Rob Owen reports on reasons why it wont work: 
For starters: microstamping fails to work on any firearm that already exists, something in the neighborhood of more than 300 million firearms. As firearms last indefinitely, it would be decades before they became a significant number of total firearms — even if the technology was foolproof. But microstamping is not foolproof. Let’s look at the ways microstamping fails, beyond the numbers: 
                Microstamping does not work if shell casings aren’t automatically ejected from the crime gun. Revolvers, derringers, double-barrel shotguns, pump shotguns and rifles, and semi-automatic firearms that can be equipped with inexpensive brass catchers (common among some shooters) would leave no cartridges at the scene of a shooting.
                Microstamping does not work because firing pins are inexpensive and easy to replace. The firing pin for most weapons are easily replaced by someone with a minimum of ability to read and follow the basic cleaning directions for his firearm. The expense of millions of dollars in retooling is thwarted by the purchase of a $12 part.
                Microstamping does not work because the stamping is easily defaced. It would take a matter of a half-dozen passes of a standard diamond file, and less than a minute, to eradicate the microstamping.

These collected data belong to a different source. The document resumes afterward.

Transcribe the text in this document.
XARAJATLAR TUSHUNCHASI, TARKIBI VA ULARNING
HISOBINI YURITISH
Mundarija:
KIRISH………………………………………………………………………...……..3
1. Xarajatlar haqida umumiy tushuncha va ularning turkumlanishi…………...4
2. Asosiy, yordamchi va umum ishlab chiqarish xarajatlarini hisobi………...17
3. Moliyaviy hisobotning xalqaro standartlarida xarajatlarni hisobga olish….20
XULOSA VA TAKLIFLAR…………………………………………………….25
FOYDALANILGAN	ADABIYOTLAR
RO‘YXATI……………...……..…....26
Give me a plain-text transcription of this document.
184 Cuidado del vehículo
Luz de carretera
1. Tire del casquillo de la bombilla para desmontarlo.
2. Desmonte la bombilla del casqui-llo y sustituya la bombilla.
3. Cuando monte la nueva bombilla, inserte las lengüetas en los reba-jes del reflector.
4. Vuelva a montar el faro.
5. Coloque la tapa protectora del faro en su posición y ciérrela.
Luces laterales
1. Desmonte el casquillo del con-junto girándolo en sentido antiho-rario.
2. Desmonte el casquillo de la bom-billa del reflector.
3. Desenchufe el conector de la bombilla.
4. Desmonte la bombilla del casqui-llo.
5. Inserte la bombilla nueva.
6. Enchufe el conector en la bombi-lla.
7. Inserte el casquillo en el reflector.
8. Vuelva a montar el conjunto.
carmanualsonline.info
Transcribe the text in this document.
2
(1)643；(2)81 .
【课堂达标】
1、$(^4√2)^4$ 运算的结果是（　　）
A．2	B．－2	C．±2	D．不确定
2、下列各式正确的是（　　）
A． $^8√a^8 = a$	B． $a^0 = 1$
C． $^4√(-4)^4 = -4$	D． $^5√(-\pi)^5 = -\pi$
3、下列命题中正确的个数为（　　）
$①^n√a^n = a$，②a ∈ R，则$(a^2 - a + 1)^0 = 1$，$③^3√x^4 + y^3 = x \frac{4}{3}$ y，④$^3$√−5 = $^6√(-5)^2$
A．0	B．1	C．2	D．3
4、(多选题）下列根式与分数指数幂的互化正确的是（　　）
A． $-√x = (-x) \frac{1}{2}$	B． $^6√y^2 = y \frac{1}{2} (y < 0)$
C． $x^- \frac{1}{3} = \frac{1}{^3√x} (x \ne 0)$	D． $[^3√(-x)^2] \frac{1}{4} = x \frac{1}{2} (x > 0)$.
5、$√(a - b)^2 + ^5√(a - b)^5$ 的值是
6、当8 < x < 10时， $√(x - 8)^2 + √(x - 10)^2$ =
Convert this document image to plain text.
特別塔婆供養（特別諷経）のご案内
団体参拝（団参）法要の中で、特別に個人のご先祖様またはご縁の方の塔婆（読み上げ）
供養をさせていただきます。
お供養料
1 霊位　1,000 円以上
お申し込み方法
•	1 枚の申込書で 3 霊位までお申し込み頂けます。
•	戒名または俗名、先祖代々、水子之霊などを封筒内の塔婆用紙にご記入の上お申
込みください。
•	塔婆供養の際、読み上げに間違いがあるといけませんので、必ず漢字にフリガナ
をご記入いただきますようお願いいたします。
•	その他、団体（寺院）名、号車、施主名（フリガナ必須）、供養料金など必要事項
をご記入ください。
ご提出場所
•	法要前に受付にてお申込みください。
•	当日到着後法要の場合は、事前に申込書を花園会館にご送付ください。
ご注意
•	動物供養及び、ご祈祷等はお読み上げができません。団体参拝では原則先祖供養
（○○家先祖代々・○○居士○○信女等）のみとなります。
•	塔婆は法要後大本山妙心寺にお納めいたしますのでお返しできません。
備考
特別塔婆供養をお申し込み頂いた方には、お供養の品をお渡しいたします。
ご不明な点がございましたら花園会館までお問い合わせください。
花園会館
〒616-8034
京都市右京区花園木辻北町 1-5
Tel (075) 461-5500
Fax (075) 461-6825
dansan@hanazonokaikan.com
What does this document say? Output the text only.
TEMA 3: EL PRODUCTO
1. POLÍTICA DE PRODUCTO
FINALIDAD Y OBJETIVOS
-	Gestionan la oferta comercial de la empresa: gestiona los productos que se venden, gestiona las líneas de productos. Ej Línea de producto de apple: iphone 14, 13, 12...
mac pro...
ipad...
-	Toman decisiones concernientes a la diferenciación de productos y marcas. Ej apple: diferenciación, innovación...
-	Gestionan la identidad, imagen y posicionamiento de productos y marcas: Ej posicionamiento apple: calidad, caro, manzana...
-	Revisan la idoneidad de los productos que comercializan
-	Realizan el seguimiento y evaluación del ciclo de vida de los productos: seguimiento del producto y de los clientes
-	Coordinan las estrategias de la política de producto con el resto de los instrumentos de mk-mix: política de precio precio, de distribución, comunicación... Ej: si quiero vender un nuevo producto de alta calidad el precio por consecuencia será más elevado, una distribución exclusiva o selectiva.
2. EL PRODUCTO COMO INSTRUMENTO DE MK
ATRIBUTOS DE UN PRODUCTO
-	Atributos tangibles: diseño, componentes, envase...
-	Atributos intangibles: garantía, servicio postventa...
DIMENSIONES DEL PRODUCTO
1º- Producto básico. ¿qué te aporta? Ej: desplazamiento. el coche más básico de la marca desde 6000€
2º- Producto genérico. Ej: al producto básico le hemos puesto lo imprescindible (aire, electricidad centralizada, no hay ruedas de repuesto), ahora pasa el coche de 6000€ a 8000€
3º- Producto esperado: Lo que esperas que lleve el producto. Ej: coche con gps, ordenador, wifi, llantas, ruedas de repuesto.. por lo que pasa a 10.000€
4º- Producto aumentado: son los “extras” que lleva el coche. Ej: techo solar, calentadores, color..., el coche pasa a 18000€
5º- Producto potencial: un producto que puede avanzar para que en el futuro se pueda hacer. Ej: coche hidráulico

                Microstamping is incredibly fragile. The stamping would wear out over time through simple use of the firearm, or be thwarted by the normal powder residue that builds up on small parts.
                Microstamping could easily be spoofed and waste police time — or worse, send the wrong people to jail. Most shooters do not reload their own ammunition, and leave their shell casings at the range. All it would take to turn microstamping to a criminal’s advantage would be for a criminal or one of his associates to pick up brass from a firing range in the same caliber as the weapon he carries. After he uses a microstamping-free weapon in a crime, he would merely drop the brass he recovered from Joe Citizen at the range at the crime scene. Joe will wake up with a SWAT team crashing through his door at 5:00 a.m., and if he’s lucky, innocent Joe won’t be gunned down along with his family pets.
Easily thwarted and capable of being used to a criminal’s advantage, microstamping is a horrible idea as well as an expensive one.
It is reminiscent of the attempts of the Queensland government to prosecute gun dealer Ron Owen who faced several court cases and the best part of a thousand charges.  During one of these where he was accused of certifying guns as disabled, he proved that his method was better than that required by the government: 
Ron Owen and another gun dealer, Tony Cleaver of Margate, are charged with fraudulently certifying guns they had disabled for use as replicas as "permanently inoperable".  The court was told the Crown would allege an intention to modify guns in a way that would allow them to be restored to use. 
Owen told the court model guns, available at camping stores, could be converted to real weapons and were potentially lethal.  He produced a replica US Army weapon, purchased from a Brisbane disposal store, which he said had workable internal parts and a firing pin hole, which could be made to shoot by replacing several parts with spares. 
He said guns he had made inoperable could not be restored because they had welded or missing internal parts.
The government lost every case against him, but kept on trying.